Constraint(s) on sets
$\mathrm{𝚗𝚟𝚊𝚕𝚞𝚎𝚜}_\mathrm{𝚎𝚡𝚌𝚎𝚙𝚝}_\mathtt{0}$$\left(\mathrm{𝚟𝚊𝚛𝚒𝚊𝚋𝚕𝚎𝚜},=,1\right)$
Graph model

For each vertex $v$ we have introduced the following attributes:

• $\mathrm{𝚒𝚗𝚍𝚎𝚡}$: the label associated with $v$,

• $\mathrm{𝚜𝚞𝚌𝚌}$: if $v$ is not covered by a circuit then 0; If $v$ is covered by a circuit then index of the successor of $v$.

• $𝚡$: the $𝚡$-coordinate of $v$,

• $𝚢$: the $𝚢$-coordinate of $v$.

The first graph constraint forces all vertices, which have a non-zero successor, to form a set of $\mathrm{𝙽𝙲𝚈𝙲𝙻𝙴}$ vertex-disjoint circuits.
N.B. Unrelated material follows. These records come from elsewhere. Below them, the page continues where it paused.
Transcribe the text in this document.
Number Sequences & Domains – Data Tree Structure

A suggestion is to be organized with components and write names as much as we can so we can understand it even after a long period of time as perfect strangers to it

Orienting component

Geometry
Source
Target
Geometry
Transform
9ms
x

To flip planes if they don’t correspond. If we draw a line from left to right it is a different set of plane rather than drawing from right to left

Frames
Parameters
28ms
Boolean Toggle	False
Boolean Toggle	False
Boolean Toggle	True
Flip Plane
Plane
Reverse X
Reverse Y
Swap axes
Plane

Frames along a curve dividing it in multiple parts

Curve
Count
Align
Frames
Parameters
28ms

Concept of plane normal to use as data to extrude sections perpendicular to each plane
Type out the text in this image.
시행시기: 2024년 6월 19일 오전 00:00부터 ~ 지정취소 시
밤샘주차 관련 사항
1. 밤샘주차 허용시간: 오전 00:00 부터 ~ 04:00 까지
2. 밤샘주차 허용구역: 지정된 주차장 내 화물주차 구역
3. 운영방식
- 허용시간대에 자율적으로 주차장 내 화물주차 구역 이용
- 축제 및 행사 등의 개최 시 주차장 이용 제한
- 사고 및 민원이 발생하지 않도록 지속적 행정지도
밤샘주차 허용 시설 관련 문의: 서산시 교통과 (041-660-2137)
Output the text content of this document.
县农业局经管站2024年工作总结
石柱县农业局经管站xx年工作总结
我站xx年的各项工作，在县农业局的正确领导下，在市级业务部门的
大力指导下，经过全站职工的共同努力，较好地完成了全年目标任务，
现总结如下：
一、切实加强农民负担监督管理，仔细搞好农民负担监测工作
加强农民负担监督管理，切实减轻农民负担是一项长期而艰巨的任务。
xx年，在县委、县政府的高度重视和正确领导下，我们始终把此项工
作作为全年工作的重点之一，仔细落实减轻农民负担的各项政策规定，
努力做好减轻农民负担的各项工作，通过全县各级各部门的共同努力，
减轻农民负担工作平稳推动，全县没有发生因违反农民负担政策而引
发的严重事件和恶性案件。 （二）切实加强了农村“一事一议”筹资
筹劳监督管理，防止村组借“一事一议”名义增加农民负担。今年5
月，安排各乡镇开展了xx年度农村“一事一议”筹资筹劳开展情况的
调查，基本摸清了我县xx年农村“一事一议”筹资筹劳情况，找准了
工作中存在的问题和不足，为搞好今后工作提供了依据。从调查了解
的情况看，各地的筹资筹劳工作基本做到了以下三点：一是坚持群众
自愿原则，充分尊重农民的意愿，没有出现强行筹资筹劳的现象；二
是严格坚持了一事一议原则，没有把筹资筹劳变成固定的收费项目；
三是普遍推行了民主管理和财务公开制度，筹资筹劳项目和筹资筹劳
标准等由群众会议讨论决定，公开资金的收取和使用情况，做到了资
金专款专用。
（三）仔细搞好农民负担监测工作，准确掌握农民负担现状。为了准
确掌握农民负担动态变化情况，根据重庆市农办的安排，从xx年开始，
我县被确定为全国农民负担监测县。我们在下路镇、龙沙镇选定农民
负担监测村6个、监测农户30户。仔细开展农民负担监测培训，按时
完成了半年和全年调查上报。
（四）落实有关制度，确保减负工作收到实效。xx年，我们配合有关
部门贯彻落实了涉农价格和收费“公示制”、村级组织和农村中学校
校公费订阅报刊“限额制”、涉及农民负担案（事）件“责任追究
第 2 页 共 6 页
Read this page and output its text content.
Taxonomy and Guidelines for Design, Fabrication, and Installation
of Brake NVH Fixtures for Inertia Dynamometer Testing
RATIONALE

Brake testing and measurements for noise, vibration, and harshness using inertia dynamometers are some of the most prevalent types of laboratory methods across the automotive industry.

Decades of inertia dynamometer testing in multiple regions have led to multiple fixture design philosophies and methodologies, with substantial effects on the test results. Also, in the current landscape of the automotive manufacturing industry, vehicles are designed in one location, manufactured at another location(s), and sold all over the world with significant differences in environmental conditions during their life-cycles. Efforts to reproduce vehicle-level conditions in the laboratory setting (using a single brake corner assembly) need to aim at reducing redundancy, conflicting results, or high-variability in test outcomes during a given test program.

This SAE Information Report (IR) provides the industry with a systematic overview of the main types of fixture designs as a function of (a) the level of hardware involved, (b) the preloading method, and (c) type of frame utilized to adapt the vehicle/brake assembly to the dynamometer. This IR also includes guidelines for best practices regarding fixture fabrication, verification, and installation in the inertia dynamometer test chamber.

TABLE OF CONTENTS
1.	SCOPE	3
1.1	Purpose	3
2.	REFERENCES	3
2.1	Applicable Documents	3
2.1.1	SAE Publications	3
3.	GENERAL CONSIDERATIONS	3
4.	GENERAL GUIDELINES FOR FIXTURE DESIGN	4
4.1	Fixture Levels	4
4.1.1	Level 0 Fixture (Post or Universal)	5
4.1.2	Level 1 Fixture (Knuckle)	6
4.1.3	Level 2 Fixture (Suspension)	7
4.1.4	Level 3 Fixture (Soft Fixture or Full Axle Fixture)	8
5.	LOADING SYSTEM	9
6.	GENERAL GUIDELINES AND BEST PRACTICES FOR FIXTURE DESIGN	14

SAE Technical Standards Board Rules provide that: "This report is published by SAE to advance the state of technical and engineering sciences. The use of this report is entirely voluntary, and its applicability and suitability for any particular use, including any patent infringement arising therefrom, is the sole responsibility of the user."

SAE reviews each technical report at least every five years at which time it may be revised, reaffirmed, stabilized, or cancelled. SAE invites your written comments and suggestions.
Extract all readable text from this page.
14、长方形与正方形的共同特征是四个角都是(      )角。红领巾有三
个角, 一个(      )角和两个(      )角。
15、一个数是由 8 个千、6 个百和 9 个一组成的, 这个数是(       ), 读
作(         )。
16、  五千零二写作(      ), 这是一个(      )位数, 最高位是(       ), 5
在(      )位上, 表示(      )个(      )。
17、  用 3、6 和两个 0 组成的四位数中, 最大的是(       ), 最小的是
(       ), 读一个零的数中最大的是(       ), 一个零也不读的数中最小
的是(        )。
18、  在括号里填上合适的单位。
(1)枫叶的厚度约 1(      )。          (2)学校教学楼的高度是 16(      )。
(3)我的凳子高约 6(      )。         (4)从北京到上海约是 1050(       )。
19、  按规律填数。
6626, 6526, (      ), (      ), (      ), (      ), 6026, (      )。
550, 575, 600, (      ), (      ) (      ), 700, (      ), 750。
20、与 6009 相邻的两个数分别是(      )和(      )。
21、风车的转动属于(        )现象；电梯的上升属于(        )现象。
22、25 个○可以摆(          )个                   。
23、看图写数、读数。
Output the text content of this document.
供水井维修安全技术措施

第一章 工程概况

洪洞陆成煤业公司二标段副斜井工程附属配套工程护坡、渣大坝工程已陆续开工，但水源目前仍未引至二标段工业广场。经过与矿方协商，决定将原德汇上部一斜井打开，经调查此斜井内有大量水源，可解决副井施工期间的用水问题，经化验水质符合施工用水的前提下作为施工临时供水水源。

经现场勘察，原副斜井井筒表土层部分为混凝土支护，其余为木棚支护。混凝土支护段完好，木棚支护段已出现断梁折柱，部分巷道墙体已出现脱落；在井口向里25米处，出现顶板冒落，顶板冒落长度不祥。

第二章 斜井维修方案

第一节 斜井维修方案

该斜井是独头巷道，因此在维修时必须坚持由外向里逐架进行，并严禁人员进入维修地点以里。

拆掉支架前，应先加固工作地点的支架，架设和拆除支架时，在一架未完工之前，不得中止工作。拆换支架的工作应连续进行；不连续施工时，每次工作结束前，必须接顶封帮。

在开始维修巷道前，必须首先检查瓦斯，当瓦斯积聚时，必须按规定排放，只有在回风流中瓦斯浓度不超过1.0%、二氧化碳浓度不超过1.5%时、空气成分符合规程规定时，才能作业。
The final graph associated with the second graph constraint contains two types of arcs:

• The arcs belonging to one circuit (i.e., $\mathrm{𝚗𝚘𝚍𝚎𝚜}\mathtt{1}.\mathrm{𝚜𝚞𝚌𝚌}=\mathrm{𝚗𝚘𝚍𝚎𝚜}\mathtt{2}.\mathrm{𝚒𝚗𝚍𝚎𝚡}$),

• The arcs between one vertex ${v}_{1}$ that does not belong to any circuit (i.e., $\mathrm{𝚗𝚘𝚍𝚎𝚜}\mathtt{1}.\mathrm{𝚜𝚞𝚌𝚌}=0$) and one vertex ${v}_{2}$ located on a circuit (i.e., $\mathrm{𝚗𝚘𝚍𝚎𝚜}\mathtt{2}.\mathrm{𝚜𝚞𝚌𝚌}\ne 0$) such that the Manhattan distance between ${v}_{1}$ and ${v}_{2}$ is less than or equal to $\mathrm{𝙼𝙰𝚇𝙳𝙸𝚂𝚃}$.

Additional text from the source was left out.